Finora ci siamo limitati a descrivere i radar impulsati: come abbiamo visto, in questa tipologia di radar viene emesso un segnale di grande potenza ad intervalli periodici TR attendendo l’eventuale eco entro il periodo e calcolando il range tramite la semplice relazione tempo-distanza. Questa architettura determina una maggiore complessità realizzativa (e maggiori costi). Il vantaggio è però di tipo prestazionale: è possibile rilevare bersagli (fermi o in movimento) anche a grande distanza dal radar o comunque in condizioni critiche (scarso SNR, σTARGET ≈ 0). Questi radar, utilizzati con continuita’ dagli anni ’30 per il controllo del traffico aereo (ATC) ed evitare le collisioni navali sono stati ribattezzati “radiolocation radars”.

Per molte applicazioni questa complessità non è necessaria. Un qualsiasi sistema trasmittente per telecomunicazioni è naturalmente in grado di emettere un’onda continua ad una frequenza prefissata e con una potenza ragionevole: sfruttando l’effetto Doppler, un target in movimento ad una certa velocità ri-irradia verso l’antenna ricevente un segnale che risulta spostato in frequenza di una quantità proporzionale alla sua velocità, secondo la relazione:

 $$\Delta f = f_{RADAR} \frac{2 \Delta v}{c}$$

dove il fattore 2 al numeratore tiene conto che l’eco riflesso ha viaggiato per il doppio dello spazio tra target e ricevitore, avendo infatti già percorso all’interno dello stesso intervallo anche la prima tratta, tra trasmettitore e target. Ne consegue che la velocità effettiva del target è la metà di quella misurata tramite lo spostamento di frequenza.

I radar di questo tipo, detti ad onda continua (CWR, Continuous-waveform radars) sono di facile realizzazione e molto economici. Funzionano generalmente a bassa potenza e non sono in grado di misurare la distanza del target (non possedendo nessun riferimento temporale), unicamente la sua velocità istantanea. Possono comunque essere modificati per misurare anche il range (distanza dal radar) attraverso un segnale modulato in frequenza o fase secondo la relazione fRADAR = fPERIODIC(t) dove fPERIODIC è una semplice funzione del tempo di periodo TR (una rampa, ad esempio).

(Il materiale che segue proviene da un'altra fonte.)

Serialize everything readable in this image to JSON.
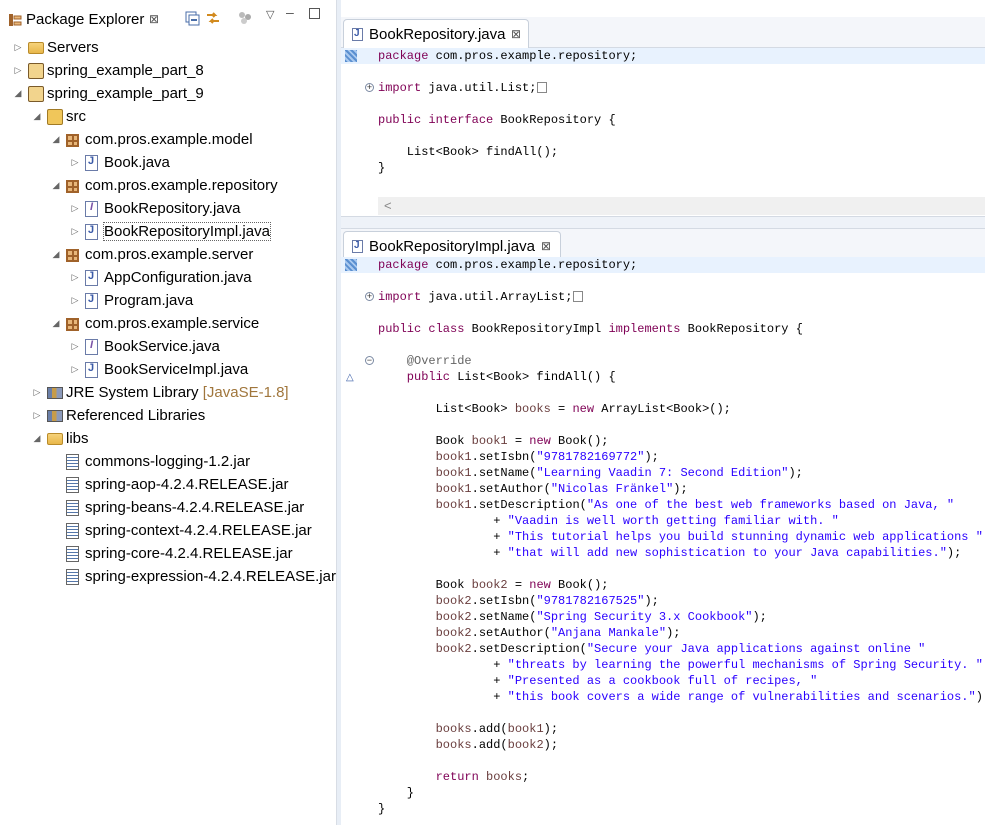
{
  "package_explorer": {
    "title": "Package Explorer",
    "close_glyph": "⊠",
    "toolbar_icons": [
      "collapse-all-icon",
      "link-with-editor-icon",
      "filters-icon",
      "view-menu-icon",
      "minimize-icon",
      "maximize-icon"
    ],
    "tree": [
      {
        "label": "Servers",
        "depth": 0,
        "expanded": false,
        "icon": "folder-icon"
      },
      {
        "label": "spring_example_part_8",
        "depth": 0,
        "expanded": false,
        "icon": "project-icon"
      },
      {
        "label": "spring_example_part_9",
        "depth": 0,
        "expanded": true,
        "icon": "project-icon"
      },
      {
        "label": "src",
        "depth": 1,
        "expanded": true,
        "icon": "source-folder-icon"
      },
      {
        "label": "com.pros.example.model",
        "depth": 2,
        "expanded": true,
        "icon": "package-icon"
      },
      {
        "label": "Book.java",
        "depth": 3,
        "expanded": false,
        "icon": "java-class-icon"
      },
      {
        "label": "com.pros.example.repository",
        "depth": 2,
        "expanded": true,
        "icon": "package-icon"
      },
      {
        "label": "BookRepository.java",
        "depth": 3,
        "expanded": false,
        "icon": "java-interface-icon"
      },
      {
        "label": "BookRepositoryImpl.java",
        "depth": 3,
        "expanded": false,
        "icon": "java-class-icon",
        "selected": true
      },
      {
        "label": "com.pros.example.server",
        "depth": 2,
        "expanded": true,
        "icon": "package-icon"
      },
      {
        "label": "AppConfiguration.java",
        "depth": 3,
        "expanded": false,
        "icon": "java-class-icon"
      },
      {
        "label": "Program.java",
        "depth": 3,
        "expanded": false,
        "icon": "java-class-icon"
      },
      {
        "label": "com.pros.example.service",
        "depth": 2,
        "expanded": true,
        "icon": "package-icon"
      },
      {
        "label": "BookService.java",
        "depth": 3,
        "expanded": false,
        "icon": "java-interface-icon"
      },
      {
        "label": "BookServiceImpl.java",
        "depth": 3,
        "expanded": false,
        "icon": "java-class-icon"
      },
      {
        "label": "JRE System Library",
        "decoration": "[JavaSE-1.8]",
        "depth": 1,
        "expanded": false,
        "icon": "library-icon"
      },
      {
        "label": "Referenced Libraries",
        "depth": 1,
        "expanded": false,
        "icon": "library-icon"
      },
      {
        "label": "libs",
        "depth": 1,
        "expanded": true,
        "icon": "folder-icon"
      },
      {
        "label": "commons-logging-1.2.jar",
        "depth": 2,
        "leaf": true,
        "icon": "jar-icon"
      },
      {
        "label": "spring-aop-4.2.4.RELEASE.jar",
        "depth": 2,
        "leaf": true,
        "icon": "jar-icon"
      },
      {
        "label": "spring-beans-4.2.4.RELEASE.jar",
        "depth": 2,
        "leaf": true,
        "icon": "jar-icon"
      },
      {
        "label": "spring-context-4.2.4.RELEASE.jar",
        "depth": 2,
        "leaf": true,
        "icon": "jar-icon"
      },
      {
        "label": "spring-core-4.2.4.RELEASE.jar",
        "depth": 2,
        "leaf": true,
        "icon": "jar-icon"
      },
      {
        "label": "spring-expression-4.2.4.RELEASE.jar",
        "depth": 2,
        "leaf": true,
        "icon": "jar-icon"
      }
    ]
  },
  "editor_top": {
    "tab_label": "BookRepository.java",
    "close_glyph": "⊠",
    "lines": [
      [
        [
          "kw",
          "package"
        ],
        [
          "t",
          " com.pros.example.repository;"
        ]
      ],
      [],
      [
        [
          "kw",
          "import"
        ],
        [
          "t",
          " java.util.List;"
        ],
        [
          "box",
          ""
        ]
      ],
      [],
      [
        [
          "kw",
          "public interface"
        ],
        [
          "t",
          " BookRepository {"
        ]
      ],
      [],
      [
        [
          "t",
          "    List<Book> findAll();"
        ]
      ],
      [
        [
          "t",
          "}"
        ]
      ]
    ],
    "scroll_glyph": "<"
  },
  "editor_bottom": {
    "tab_label": "BookRepositoryImpl.java",
    "close_glyph": "⊠",
    "lines": [
      [
        [
          "kw",
          "package"
        ],
        [
          "t",
          " com.pros.example.repository;"
        ]
      ],
      [],
      [
        [
          "kw",
          "import"
        ],
        [
          "t",
          " java.util.ArrayList;"
        ],
        [
          "box",
          ""
        ]
      ],
      [],
      [
        [
          "kw",
          "public class"
        ],
        [
          "t",
          " BookRepositoryImpl "
        ],
        [
          "kw",
          "implements"
        ],
        [
          "t",
          " BookRepository {"
        ]
      ],
      [],
      [
        [
          "ann",
          "    @Override"
        ]
      ],
      [
        [
          "kw",
          "    public"
        ],
        [
          "t",
          " List<Book> findAll() {"
        ]
      ],
      [],
      [
        [
          "t",
          "        List<Book> "
        ],
        [
          "fld",
          "books"
        ],
        [
          "t",
          " = "
        ],
        [
          "kw",
          "new"
        ],
        [
          "t",
          " ArrayList<Book>();"
        ]
      ],
      [],
      [
        [
          "t",
          "        Book "
        ],
        [
          "fld",
          "book1"
        ],
        [
          "t",
          " = "
        ],
        [
          "kw",
          "new"
        ],
        [
          "t",
          " Book();"
        ]
      ],
      [
        [
          "fld",
          "        book1"
        ],
        [
          "t",
          ".setIsbn("
        ],
        [
          "str",
          "\"9781782169772\""
        ],
        [
          "t",
          ");"
        ]
      ],
      [
        [
          "fld",
          "        book1"
        ],
        [
          "t",
          ".setName("
        ],
        [
          "str",
          "\"Learning Vaadin 7: Second Edition\""
        ],
        [
          "t",
          ");"
        ]
      ],
      [
        [
          "fld",
          "        book1"
        ],
        [
          "t",
          ".setAuthor("
        ],
        [
          "str",
          "\"Nicolas Fränkel\""
        ],
        [
          "t",
          ");"
        ]
      ],
      [
        [
          "fld",
          "        book1"
        ],
        [
          "t",
          ".setDescription("
        ],
        [
          "str",
          "\"As one of the best web frameworks based on Java, \""
        ]
      ],
      [
        [
          "t",
          "                + "
        ],
        [
          "str",
          "\"Vaadin is well worth getting familiar with. \""
        ]
      ],
      [
        [
          "t",
          "                + "
        ],
        [
          "str",
          "\"This tutorial helps you build stunning dynamic web applications \""
        ]
      ],
      [
        [
          "t",
          "                + "
        ],
        [
          "str",
          "\"that will add new sophistication to your Java capabilities.\""
        ],
        [
          "t",
          ");"
        ]
      ],
      [],
      [
        [
          "t",
          "        Book "
        ],
        [
          "fld",
          "book2"
        ],
        [
          "t",
          " = "
        ],
        [
          "kw",
          "new"
        ],
        [
          "t",
          " Book();"
        ]
      ],
      [
        [
          "fld",
          "        book2"
        ],
        [
          "t",
          ".setIsbn("
        ],
        [
          "str",
          "\"9781782167525\""
        ],
        [
          "t",
          ");"
        ]
      ],
      [
        [
          "fld",
          "        book2"
        ],
        [
          "t",
          ".setName("
        ],
        [
          "str",
          "\"Spring Security 3.x Cookbook\""
        ],
        [
          "t",
          ");"
        ]
      ],
      [
        [
          "fld",
          "        book2"
        ],
        [
          "t",
          ".setAuthor("
        ],
        [
          "str",
          "\"Anjana Mankale\""
        ],
        [
          "t",
          ");"
        ]
      ],
      [
        [
          "fld",
          "        book2"
        ],
        [
          "t",
          ".setDescription("
        ],
        [
          "str",
          "\"Secure your Java applications against online \""
        ]
      ],
      [
        [
          "t",
          "                + "
        ],
        [
          "str",
          "\"threats by learning the powerful mechanisms of Spring Security. \""
        ]
      ],
      [
        [
          "t",
          "                + "
        ],
        [
          "str",
          "\"Presented as a cookbook full of recipes, \""
        ]
      ],
      [
        [
          "t",
          "                + "
        ],
        [
          "str",
          "\"this book covers a wide range of vulnerabilities and scenarios.\""
        ],
        [
          "t",
          ");"
        ]
      ],
      [],
      [
        [
          "fld",
          "        books"
        ],
        [
          "t",
          ".add("
        ],
        [
          "fld",
          "book1"
        ],
        [
          "t",
          ");"
        ]
      ],
      [
        [
          "fld",
          "        books"
        ],
        [
          "t",
          ".add("
        ],
        [
          "fld",
          "book2"
        ],
        [
          "t",
          ");"
        ]
      ],
      [],
      [
        [
          "kw",
          "        return"
        ],
        [
          "t",
          " "
        ],
        [
          "fld",
          "books"
        ],
        [
          "t",
          ";"
        ]
      ],
      [
        [
          "t",
          "    }"
        ]
      ],
      [
        [
          "t",
          "}"
        ]
      ]
    ]
  }
}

In questo caso, il ritardo (“offset”) di frequenza o fase rispetto al riferimento sul trasmettitore determina la distanza del target, e il suo spostamento di frequenza ne determina la velocità.

Di seguito una rapida carrellata dei sensori radar che facilmente possiamo incontrare:

  • Controllo del traffico aereo e della navigazione marittima (radiolocation radar con larghe antenne, tipicamente rotanti a qualche Hz, ad elevata potenza)
  • Radar meteorologico, generalmente chiuso in una sorta di enorme “pallone”Radome2 sferico di plexiglass bianco (radome) per essere protetto dalle precipatazioni (e non sollevare le preoccupazioni di chi lo vede, che lo scambierebbe per qualche armamento segreto stile Sir Watson-Watt). Si vede frequentemente a qualche Km dagli aeroporti o vicino alle autostrade. Utilizza un’antenna molto grande e potenze impulsate notevoli. In compenso funziona per pochi secondi e ha periodi di inattività lunghi ore.
  • Controllo della velocità dei veicoli (usati dalle forze dell’ordine o nei pannelli-dissuasori che mostrano la velocità istantanea). Funziona a corto range, genalmente utilizzando un Doppler-LIDAR (questo permette all’operatore di puntare lo strumento esattamente sul veicolo che vuole).
    Il LIDAR (LIght RADAR permette infatti una elevata precisione in azimut ed utilizza come sorgente un fascio laser molto stretto. La precisione di puntamento (a 100 metri è dell’ordine del cm) è inimmaginabile con le convenzionali sorgenti di microonde.
  • Smart-Cities: i radar montati su semafori o agli incroci di maggiore traffico permettono l’alternanza tra rosso e verde solo quando sono effettivamente presenti veicoli o pedoni sulle vie laterali.
  • Poiché l’acqua salata è un ottimo conduttore, l’attenuazione delle onde elettromagnetiche nel mare è elevatissima. Sin dai tempi della prima guerra mondiale e’ stato quindi sviluppato il SONAR che rileva il range degli eventuali target in acqua utilizzando impulsi sonori anziche’ onde E.M.
    Oggi i SONAR ultrasonici sono anche utilizzati come economici sensori di distanza in aria, per permettere ai robot di evitare gli ostacoli o montati sui paraurti delle auto come ausilio al parcheggio.
  • Radar-altimetro (LRRA): un apparato tanto semplice quanto geniale, installato sugli aerei e puntato verso il terreno. Con un unico strumento si misura con precisione la velocità verticale e la distanza relativa dal terreno sottostante. Raggiunge accuratezze in range dell’ordine dei 10 cm e permette decolli e atterraggi totalmente automatici.
    L’equivalente marittimo del Radar-altimetro è l’ecoscandaglio SONAR, il cui display è visibile sulla plancia di praticamente qualsiasi imbarcazione.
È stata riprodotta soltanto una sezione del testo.